Genealogy is Hacking

Since this year’s RootsTech wrapped up, there has been some grumbling amongst the techier attendees about the relative dearth of technical sessions this year compared to RootsTech’s early days.  And yet, the conference drew by far its largest audience, showing that changes which troubled a minority appealed to the overwhelming majority.  These conservations about RootsTech’s evolution got me thinking about whether there really is such a divide between genealogists and technologists.  As a member of both groups, I’ve long seen an overlap in how good genealogists and good technologists work, because we’re all hackers.

Your first thought may be to bristle at the comparison.  Hackers are evil geniuses who steal your emails, selfies, and credit card and social security numbers for fun and profit, right?  Well, not exactly.  For one thing, they’re hardly required to have genius-level skills anymore, with so many tools freely available and so many under-protected systems there for the taking.  But more importantly, they aren’t always evil, either.  Paul Graham, a well-known tech investor, articulates how most programmers would define the term:

To programmers, “hacker” connotes mastery in the most literal sense: someone who can make a computer do what he wants—whether the computer wants to or not… When you do something so clever that you somehow beat the system, that’s…called a hack.
The Word “Hacker”

Graham goes on to explain that hacking predates computers, giving examples of people who cracked safes not to steal anything, but just for the curiosity of discovering how the device worked and the intellectual satisfaction of having solved the puzzle.  “Show any hacker a lock,” he writes, “and his first thought is how to pick it.”

Some years ago I met Paul Graham and had to give him an example of something I hacked.  My first thought was, who, me?!  But I’m the textbook example of a goodie-goodie!  I like to think I have as much curiosity as the next person, but I’d never dream of channeling it in such ambiguous ways.

And then I realized:  I hack history every day!  As a genealogist, the locks I pick aren’t on doors, safes, or firewalls — they’re on time itself.  The system I reverse-engineer is the by-product of the fundamental human impulse to keep records of our existence.  The lives of our ancestors intersected with these record-keeping systems — military, governmental, religious, fraternal — that took down their information long ago and are often still out there preserving it.  A good genealogist knows how to find those intersections, and if the records of those intersections survive, s/he can provide answers others would consider irrevocably lost.  A good genealogist makes the system give up its secrets.  (And in case it isn’t clear, I present this analogy as someone who researches family history and writes code in equal measure.)

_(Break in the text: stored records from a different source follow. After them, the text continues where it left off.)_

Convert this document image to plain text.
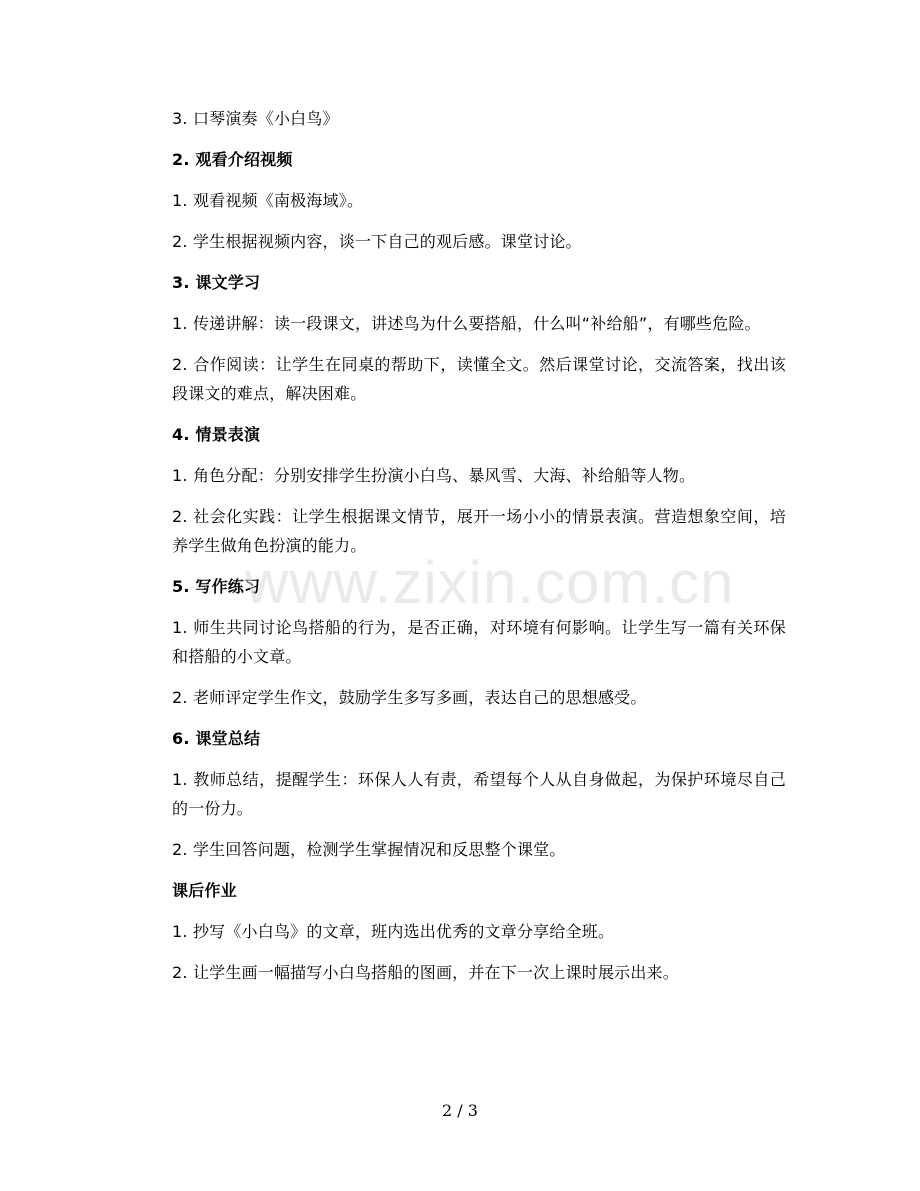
3. 口琴演奏《小白鸟》

2. 观看介绍视频

1. 观看视频《南极海域》。

2. 学生根据视频内容，谈一下自己的观后感。课堂讨论。

3. 课文学习

1. 传递讲解：读一段课文，讲述鸟为什么要搭船，什么叫“补给船”，有哪些危险。

2. 合作阅读：让学生在同桌的帮助下，读懂全文。然后课堂讨论，交流答案，找出该段课文的难点，解决困难。

4. 情景表演

1. 角色分配：分别安排学生扮演小白鸟、暴风雪、大海、补给船等人物。

2. 社会化实践：让学生根据课文情节，展开一场小小的情景表演。营造想象空间，培养学生做角色扮演的能力。

5. 写作练习

1. 师生共同讨论鸟搭船的行为，是否正确，对环境有何影响。让学生写一篇有关环保和搭船的小文章。

2. 老师评定学生作文，鼓励学生多写多画，表达自己的思想感受。

6. 课堂总结

1. 教师总结，提醒学生：环保人人有责，希望每个人从自身做起，为保护环境尽自己的一份力。

2. 学生回答问题，检测学生掌握情况和反思整个课堂。

课后作业

1. 抄写《小白鸟》的文章，班内选出优秀的文章分享给全班。

2. 让学生画一幅描写小白鸟搭船的图画，并在下一次上课时展示出来。

www.zixin.com.cn
2 / 3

My uncle said to me after his parents, my grandparents, passed away, “I guess we’ll never know where their parents came from,” and within a month I had a pile of records — primarily censuses, ship manifests, and bank records — documenting the immigration stories of all of four of his grandparents, my great-grandparents.  If you’re a genealogist, you know that this research isn’t impressive.  But my uncle’s eyes welled up when he read stories he had given up on ever knowing.  Rediscovering my family’s immigration story — towns, dates, even original names that I, too, had once believed lost — was the moment I gave myself up to genealogy forever.  I cracked the system once.  I needed that fix again.

After years of looking, this ad is the only one I've ever found for my great-grandfather's business. It appeared in a program for a dramatic evening organized by a local Hungarian organization. "This is absolutely unbelievable," my father wrote when I sent it to him. "I can't imagine how you possibly found this." (Source: Archives of the Carnegie Library of Homestead, Collection No. 22, Box 22, Folder 4.)

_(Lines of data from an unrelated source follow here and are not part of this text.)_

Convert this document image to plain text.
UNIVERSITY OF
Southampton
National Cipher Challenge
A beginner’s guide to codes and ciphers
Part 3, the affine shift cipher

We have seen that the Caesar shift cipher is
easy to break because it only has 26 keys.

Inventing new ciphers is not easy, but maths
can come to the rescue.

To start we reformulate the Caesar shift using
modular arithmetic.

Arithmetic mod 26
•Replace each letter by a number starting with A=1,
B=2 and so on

This ad, in a program for a dramatic evening organized by a local Hungarian group, is the only one I’ve ever found for my great-grandfather’s business after years of searching. How could it have been so profitable with no advertising?!  “I can’t imagine how you possibly found this,” my father wrote when I sent this ad to him. (Source: Archives of the Carnegie Library of Homestead, Collection No. 22, Box 22, Folder 4.)

Last summer a cousin sighed, “I wish I could know how our great-grandfather made his fortune.”  Naturally his rumination became my challenge.  Like any hacker, my natural impulse is to prove I can pick this lock, too, but it’s a much harder one.  I had no easy clues to start with, no letters, journals, or bank statements someone threw into an attic.  And the kinds of genealogical records that opened doors before turned up little this time; his ship manifest is missing, the pivotal 1890 census is gone, and the town’s city directory, by its own admission, bothered little with poor “Hunkies” like my great-grandfather.  But they revealed just enough for me to see the shape of the story I must fill in.  Somehow my great-grandfather went from delivering liquor for a local wholesaler in the 1890s to building and running his own hotel in the early 1900s.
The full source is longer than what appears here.